Business Credit Center

Small business capital: The pros and cons of crowdfunding

Drive your business forward by tapping a crowdfunded pool of capital.

Crowdfunding, which increased globally 167% in 2014 from the previous year, was given a boost in the United States when President Obama signed the Jumpstart our Business Startups Act in 2012.

It's not just a way to raise money for your business. A crowdfunding campaign also:

  • Taps into the community around your business: friends, family, and customers

  • Builds loyalty and emotional investment in backers

  • Encourages backers to spread the news among their networks

  • Gauges public interest in new products

  • Gives a central focus and new impetus to more traditional marketing efforts

But before you embark on a crowdfunding campaign, there's plenty to consider.

Equity crowdfunding versus rewards-based crowdfunding

One of the most important considerations is whether the crowdfunding is equity-based or rewards-based.

"With equity crowdfunding, you have 1,000 investors who are now part owners of your company," says Richard Bliss, host of the "Funding the Dream on Kickstarter" podcast. "It adds a layer of complexity for an entrepreneur already dealing with a startup. For investors, it's a strange beast. What piece of the business do you actually own? How do you liquidate that investment?"
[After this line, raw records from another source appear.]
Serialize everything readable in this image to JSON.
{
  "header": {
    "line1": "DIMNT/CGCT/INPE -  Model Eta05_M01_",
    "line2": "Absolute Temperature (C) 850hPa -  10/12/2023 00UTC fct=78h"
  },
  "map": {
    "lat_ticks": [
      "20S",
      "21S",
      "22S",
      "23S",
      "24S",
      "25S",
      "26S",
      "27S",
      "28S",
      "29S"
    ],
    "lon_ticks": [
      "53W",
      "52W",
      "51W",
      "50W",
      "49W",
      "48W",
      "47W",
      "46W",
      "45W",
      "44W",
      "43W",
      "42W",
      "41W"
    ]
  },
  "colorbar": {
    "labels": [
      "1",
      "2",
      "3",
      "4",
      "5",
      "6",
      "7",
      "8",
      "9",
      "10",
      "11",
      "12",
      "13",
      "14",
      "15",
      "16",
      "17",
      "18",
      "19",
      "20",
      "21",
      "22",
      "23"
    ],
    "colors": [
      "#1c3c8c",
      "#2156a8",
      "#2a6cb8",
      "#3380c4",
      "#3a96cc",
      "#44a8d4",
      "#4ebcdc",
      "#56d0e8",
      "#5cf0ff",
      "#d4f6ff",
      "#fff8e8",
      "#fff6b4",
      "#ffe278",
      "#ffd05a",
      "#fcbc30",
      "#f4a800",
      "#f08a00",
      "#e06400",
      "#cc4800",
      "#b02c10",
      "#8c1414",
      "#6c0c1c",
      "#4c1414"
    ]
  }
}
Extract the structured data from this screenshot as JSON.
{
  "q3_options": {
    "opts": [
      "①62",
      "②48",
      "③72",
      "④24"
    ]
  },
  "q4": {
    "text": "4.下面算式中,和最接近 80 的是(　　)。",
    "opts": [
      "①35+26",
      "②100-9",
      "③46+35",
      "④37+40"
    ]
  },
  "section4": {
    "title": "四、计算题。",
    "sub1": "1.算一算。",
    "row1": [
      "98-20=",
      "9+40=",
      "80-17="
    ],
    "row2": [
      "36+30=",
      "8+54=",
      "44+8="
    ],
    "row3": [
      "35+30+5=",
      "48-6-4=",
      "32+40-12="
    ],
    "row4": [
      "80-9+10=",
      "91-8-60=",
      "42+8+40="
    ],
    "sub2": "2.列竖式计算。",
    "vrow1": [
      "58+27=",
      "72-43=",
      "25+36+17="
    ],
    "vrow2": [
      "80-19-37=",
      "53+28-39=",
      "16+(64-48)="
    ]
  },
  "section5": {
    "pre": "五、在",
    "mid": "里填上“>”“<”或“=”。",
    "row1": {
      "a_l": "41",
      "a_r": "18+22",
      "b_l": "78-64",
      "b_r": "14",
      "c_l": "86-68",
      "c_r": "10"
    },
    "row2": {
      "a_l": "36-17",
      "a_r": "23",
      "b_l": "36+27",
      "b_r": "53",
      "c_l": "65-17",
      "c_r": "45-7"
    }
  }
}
On the rewards-based side, sites like Kickstarter and Indiegogo have funded billions of dollars' worth of projects by artists and small businesses. Rather than a piece of equity, backers are promised a fixed reward. Once the reward is given, the business has no further obligation to its backers.

One of the most famous crowdfunding success stories, the Oculus Rift, promised backers their own virtual reality headsets. Oculus reached its goal and delivered the headsets before being acquired by Facebook for $2 billion. A company already burdened with equity obligations may have looked less inviting.

Rewards-based crowdfunding is slightly more popular than equity-based crowdfunding, with rewards-based funding raising an estimated $2.58 billion in 2015 versus $2.56 billion for equity-based funding. 

Preparing your business for crowdfunding capital

Before you venture into equity crowdfunding, ensure you have a rock-solid business plan, including a mechanism for paying a large number of investors.

Bliss recommends spending up to a year gathering a crowd before starting the actual funding campaign, including investing in marketing support and social media exposure. "Share content, write articles, attend events, share pictures on Instagram — let your passion be known," he says. "When time to ask for money comes, investors already know you."

Before starting a campaign, also share your business plan. Potential backers want to know exactly how funds will be spent and what protections you have for yourself and investors.

Crowdfunding requires a tremendous commitment involving daily updates, constant monitoring of contributions, and responding quickly to all inquiries.

More options for business capital

Crowdfunding has given small businesses financing options beyond just loans, large investors, and personal savings. Successful crowdfunding, however, is about creating buzz and building community — imparting your passion to friends, family, and strangers so they want to see you succeed and will give accordingly.